PS 62-92
Food webs of geographically isolated wetlands: A comparison across an agricultural disturbance gradient

Thursday, August 8, 2013
Exhibit Hall B, Minneapolis Convention Center
Stephanie E. Allums, Joseph W. Jones Ecological Research Center, Newton, GA
Stephen W. Golladay, Joseph W. Jones Ecological Research Center, Newton, GA

Geographically isolated wetlands are abundant across the southeastern United States and provide habitats for unique flora and fauna, as well as other valuable ecosystem services.  Due to the lack of recognition under the Clean Water Act, isolated wetlands are being altered or removed from the landscape, along with the opportunity to understand the ecological processes that support high levels of biodiversity.  We examined food web structure in isolated wetlands across a gradient comprised of reference (surrounded by longleaf pine forest with native groundwater), restoration (encroachment and subsequent removal of hardwood species), and agriculturally disturbed (row crop and pasture) wetlands.  Macro-invertebrates, amphibians, vascular plants, periphyton, and two fractions of benthic organic matter were collected for stable carbon and nitrogen isotope (δ13C and δ15N) analyses.  SRP (soluble reactive phosphorus), NO3-N, and NH4-N, pH, and alkalinity were used to evaluate water quality parameters.
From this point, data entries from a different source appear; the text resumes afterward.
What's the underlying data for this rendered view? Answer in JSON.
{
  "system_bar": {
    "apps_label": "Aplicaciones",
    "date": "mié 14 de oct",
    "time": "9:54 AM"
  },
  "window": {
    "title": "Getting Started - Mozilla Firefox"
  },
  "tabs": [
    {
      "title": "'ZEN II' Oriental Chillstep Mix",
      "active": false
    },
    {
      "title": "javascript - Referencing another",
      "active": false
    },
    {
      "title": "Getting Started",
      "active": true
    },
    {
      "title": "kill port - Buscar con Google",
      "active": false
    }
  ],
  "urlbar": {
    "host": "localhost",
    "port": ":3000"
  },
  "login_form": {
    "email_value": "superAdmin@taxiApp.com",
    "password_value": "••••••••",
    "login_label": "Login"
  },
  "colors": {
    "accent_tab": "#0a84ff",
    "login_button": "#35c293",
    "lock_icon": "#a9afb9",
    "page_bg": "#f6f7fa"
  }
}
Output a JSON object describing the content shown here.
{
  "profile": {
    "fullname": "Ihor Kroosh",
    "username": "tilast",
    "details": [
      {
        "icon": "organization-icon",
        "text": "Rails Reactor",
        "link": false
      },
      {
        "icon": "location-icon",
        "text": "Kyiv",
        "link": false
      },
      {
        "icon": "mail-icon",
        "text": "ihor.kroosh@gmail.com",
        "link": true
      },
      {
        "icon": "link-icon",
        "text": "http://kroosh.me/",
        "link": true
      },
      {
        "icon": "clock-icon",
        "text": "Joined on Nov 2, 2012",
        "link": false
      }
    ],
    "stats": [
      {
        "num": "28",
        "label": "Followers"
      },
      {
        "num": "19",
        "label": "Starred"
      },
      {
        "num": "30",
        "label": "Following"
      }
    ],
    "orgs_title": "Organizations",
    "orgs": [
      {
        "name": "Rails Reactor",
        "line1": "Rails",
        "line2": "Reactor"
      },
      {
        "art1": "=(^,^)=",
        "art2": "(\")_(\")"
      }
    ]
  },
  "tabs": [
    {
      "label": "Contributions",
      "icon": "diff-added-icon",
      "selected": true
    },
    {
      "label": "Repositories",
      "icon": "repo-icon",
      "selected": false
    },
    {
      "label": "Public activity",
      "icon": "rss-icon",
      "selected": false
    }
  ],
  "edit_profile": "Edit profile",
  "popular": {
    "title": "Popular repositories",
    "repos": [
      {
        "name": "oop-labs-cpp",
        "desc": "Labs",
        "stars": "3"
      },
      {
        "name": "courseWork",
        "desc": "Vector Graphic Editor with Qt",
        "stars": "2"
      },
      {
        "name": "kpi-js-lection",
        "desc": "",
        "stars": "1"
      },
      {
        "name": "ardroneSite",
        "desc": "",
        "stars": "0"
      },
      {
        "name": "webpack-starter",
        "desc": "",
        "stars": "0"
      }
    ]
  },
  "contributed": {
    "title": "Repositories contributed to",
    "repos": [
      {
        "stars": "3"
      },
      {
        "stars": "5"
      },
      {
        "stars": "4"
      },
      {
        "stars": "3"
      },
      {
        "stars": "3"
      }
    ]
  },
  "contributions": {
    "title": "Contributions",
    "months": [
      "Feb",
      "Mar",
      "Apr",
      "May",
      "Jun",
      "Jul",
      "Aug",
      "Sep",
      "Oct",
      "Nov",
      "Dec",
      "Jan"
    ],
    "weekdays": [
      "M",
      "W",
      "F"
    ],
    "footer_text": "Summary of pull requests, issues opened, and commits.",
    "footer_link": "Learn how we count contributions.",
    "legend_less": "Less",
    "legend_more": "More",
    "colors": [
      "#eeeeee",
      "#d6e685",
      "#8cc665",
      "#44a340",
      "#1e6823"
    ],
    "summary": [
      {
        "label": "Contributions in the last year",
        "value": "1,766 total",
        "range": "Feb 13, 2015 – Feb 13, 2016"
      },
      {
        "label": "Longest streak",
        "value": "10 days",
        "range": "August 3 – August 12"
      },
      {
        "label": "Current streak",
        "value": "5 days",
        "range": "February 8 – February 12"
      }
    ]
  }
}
SRP (soluble reactive phosphorus), NO3-N, and NH4-N concentrations were greater and more variable with increasing disturbance compared to the reference wetlands.  Elevated nutrient concentrations in the agricultural wetlands indicate chemical fertilizer and animal waste runoff.  High variability is caused by the timing of runoff generated by rainfall and rates of fertilizer applications.  In reference and restoration wetlands, overall, both δ13C and δ15N isotope signatures became progressively enriched (more positive) as canopy cover decreased.  The agricultural wetlands had greater δ13C and δ15N values regardless of canopy cover and were progressively more enriched in both δ13C and δ15N values compared to reference and restoration wetlands.  Our results indicate differences in sources of nitrate and carbon across a disturbance gradient with a greater contribution of fertilizer and animal-derived nitrogen in agriculturally disturbed wetlands.  Preliminary data indicates progressive enrichment in both δ13C and δ15N signatures of basal resources, primary, and secondary consumers regardless of wetland condition; however, the agriculturally disturbed wetlands exhibit greater variability and more enriched signatures as compared to the reference wetlands.  Ongoing studies are addressing trophic linkages between basal resources and consumers across the disturbance gradient.